Select Page

Since he became Chancellor almost three years ago, Dr. Cavanaugh has crossed the state (if not the nation), talking about “how our institutions need to change in the 21st century.” The Board of Governor’s latest articulation of the change is their four points of transformation (something of a synonym for change).

Governor Corbett’s March 8 appropriations budget puts Chancellor Cavanaugh’s remarks in stark relief: if PASSHE has to live with the cuts proposed by the governor (approximately 15% of our operating budget), PASSHE will change. For a moment, let’s ponder the changes these cuts might effect.

We currently receive about 30% of our funding from the state appropriation, down from 67% in 1982 (when we became a system). If the governor’s 50% cut of state support would pass, we would be down to about 15% support for our budget. That happens to be almost exactly the percentage Penn St. received when we became a system. Essentially, WE would become a state-related, in support, if not in law.
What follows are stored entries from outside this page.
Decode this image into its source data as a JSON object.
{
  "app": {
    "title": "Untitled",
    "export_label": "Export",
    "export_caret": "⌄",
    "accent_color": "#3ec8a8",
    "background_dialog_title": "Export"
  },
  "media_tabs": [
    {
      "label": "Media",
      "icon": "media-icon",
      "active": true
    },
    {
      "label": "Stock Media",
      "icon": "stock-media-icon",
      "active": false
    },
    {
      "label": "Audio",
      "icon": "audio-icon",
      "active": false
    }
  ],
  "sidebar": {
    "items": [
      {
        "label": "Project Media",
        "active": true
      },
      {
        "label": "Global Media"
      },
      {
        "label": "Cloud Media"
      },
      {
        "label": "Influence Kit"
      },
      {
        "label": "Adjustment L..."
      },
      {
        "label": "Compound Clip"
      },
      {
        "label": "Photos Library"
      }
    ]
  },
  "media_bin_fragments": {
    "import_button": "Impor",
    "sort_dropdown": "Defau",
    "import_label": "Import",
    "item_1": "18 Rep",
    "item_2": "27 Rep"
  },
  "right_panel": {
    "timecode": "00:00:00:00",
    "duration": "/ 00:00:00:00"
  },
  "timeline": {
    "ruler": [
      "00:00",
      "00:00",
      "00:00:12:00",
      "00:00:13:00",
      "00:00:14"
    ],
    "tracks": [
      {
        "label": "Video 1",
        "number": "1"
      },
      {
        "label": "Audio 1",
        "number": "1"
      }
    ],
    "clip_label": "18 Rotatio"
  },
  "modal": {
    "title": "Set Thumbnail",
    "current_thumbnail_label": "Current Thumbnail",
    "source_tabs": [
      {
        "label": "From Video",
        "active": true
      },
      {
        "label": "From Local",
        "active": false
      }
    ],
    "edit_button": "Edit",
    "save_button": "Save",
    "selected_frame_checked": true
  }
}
The loss of $270 million in funding would mean higher tuition. Currently, we are the affordable option for Pennsylvania and the region: our tuition is $2,600 less than the average public institution in the Mid-Atlantic region. A 10% tuition increase won’t change that, but it will put us closer to the national average (we currently are $600 below it), and it will increase the debt burden of our students. That debt burden is already too high: the Chancellor cited it as a $23,000/student in recent testimony. And we all know students who say they won’t return if tuition goes higher; think of that lost opportunity and the expense of replacing students we’ve already invested in.

But it’s not just about money, it is, as the state-related example shows, changing our four-year institutions into something different. Act 188 that created the system in 1982 turned most of the system into universities, not just colleges, and at least since, if not before, the 14 have taken seriously their mission as comprehensive institutions.

Not only will the change in tuition eliminate opportunity for some students, or indebt them more, but will also change their educational opportunity. The retrenchment notices sent to the local chapters and to the state president last week cited not only financial considerations (this is contract language) but “program elimination.” The Governor’s cuts put the specter of many programs across the state disappearing. Our future students will not have the comprehensive choices our current students have or our past students have had for at least a long generation.

The Chancellor’s talk of change is not original to him or out of line with the conversation in higher ed these days. Faculty are often remonstrated as unwilling to change. As a spokesperson for faculty, let’s articulate it: why change? American higher education has been the envy and the model of the world since at least the end of WWII. People came, and still do, not because it was “job training,” but to be educated in the broad-based humanistic tradition that taught you to write, speak, think critically, and learn the basics of math, science, languages and the arts.

Even today, that’s still our fame. It’s not cheap, but it makes better citizens, better leaders, and, in the long run, a better country.

The Governor’s budget begs for change. And it’s not change for the better — it’s a change for less opportunity for working class students, both on the financial side and on the educational one.